We can create a simplified AdaptivePool that only handles pooling to a 1×1 output, and flattens it as well, by just using mean:

In [ ]:

  1. class AdaptivePool(Module):
  2. def forward(self, x): return x.mean((2,3))

That’s enough for us to create a CNN!

In [ ]:

  1. def simple_cnn():
  2. return Sequential(
  3. ConvLayer(3 ,16 ,stride=2), #32
  4. ConvLayer(16,32 ,stride=2), #16
  5. ConvLayer(32,64 ,stride=2), # 8
  6. ConvLayer(64,128,stride=2), # 4
  7. AdaptivePool(),
  8. Linear(128, 10)
  9. )

Let’s see if our parameters are all being registered correctly:

In [ ]:

  1. m = simple_cnn()
  2. len(m.parameters())

Out[ ]:

  1. 10

Now we can try adding a hook.
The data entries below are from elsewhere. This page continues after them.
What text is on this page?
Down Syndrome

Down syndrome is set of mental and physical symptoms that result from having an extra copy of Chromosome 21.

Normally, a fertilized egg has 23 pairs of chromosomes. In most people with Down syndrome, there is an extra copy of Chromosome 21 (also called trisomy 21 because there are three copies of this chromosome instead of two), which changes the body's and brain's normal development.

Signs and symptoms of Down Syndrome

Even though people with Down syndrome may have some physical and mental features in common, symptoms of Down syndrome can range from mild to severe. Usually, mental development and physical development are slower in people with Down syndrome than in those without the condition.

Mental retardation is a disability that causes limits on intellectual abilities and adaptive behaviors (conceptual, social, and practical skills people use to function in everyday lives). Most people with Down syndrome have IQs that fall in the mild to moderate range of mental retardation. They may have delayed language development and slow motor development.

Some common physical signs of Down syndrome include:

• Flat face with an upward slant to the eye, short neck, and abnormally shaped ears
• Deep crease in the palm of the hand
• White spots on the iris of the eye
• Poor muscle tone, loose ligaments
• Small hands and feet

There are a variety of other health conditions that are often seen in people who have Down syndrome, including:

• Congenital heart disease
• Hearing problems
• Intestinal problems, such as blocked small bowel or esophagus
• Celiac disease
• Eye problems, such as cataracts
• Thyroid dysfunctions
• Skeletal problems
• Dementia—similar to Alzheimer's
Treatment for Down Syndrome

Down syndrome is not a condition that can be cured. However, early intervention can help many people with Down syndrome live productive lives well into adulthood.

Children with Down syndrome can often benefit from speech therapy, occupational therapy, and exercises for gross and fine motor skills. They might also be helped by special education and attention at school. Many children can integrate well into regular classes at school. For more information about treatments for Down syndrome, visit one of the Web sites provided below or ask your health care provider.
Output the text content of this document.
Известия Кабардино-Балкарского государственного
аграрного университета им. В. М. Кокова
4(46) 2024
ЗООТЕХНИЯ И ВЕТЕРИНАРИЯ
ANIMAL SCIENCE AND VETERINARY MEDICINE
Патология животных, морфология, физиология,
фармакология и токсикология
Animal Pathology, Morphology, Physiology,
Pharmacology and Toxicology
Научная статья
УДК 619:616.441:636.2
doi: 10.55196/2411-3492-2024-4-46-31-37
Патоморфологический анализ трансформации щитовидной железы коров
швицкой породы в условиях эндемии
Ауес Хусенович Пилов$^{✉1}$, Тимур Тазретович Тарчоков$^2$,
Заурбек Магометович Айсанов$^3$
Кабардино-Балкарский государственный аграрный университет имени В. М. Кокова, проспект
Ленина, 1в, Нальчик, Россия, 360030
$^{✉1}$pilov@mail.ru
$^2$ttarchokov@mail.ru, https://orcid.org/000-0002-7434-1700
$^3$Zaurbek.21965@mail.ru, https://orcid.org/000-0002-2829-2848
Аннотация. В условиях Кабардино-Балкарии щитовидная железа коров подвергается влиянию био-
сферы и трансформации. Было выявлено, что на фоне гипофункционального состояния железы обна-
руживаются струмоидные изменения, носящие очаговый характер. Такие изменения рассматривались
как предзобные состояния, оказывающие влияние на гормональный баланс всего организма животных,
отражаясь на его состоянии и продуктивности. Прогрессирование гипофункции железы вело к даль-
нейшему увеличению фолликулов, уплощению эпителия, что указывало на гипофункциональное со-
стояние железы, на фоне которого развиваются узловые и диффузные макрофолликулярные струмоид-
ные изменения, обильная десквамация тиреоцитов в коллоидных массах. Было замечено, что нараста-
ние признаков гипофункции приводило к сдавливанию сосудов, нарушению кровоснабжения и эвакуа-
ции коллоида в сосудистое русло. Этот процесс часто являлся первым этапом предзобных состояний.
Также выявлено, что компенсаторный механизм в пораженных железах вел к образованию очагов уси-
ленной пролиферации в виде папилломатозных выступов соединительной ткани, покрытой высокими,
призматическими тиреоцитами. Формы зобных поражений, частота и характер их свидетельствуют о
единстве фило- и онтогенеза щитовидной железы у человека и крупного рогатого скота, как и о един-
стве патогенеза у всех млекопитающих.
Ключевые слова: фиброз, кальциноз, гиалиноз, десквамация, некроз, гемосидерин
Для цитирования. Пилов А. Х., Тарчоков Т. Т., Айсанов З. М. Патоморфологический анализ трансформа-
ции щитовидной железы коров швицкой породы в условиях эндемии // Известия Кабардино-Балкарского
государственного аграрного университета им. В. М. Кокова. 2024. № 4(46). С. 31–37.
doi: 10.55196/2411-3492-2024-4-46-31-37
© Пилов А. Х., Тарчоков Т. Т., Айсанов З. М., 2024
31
Note that we’ve only left room for one hook in Module; you could make it a list, or use something like Pipeline to run a few as a single function:

In [ ]:

  1. def print_stats(outp, inp): print (outp.mean().item(),outp.std().item())
  2. for i in range(4): m.layers[i].hook = print_stats
  3. r = m(xbt)
  4. r.shape
  1. 0.5239089727401733 0.8776043057441711
  2. 0.43470510840415955 0.8347987532615662
  3. 0.4357188045978546 0.7621666193008423
  4. 0.46562111377716064 0.7416611313819885

Out[ ]:

  1. torch.Size([128, 10])

We have data and model. Now we need a loss function.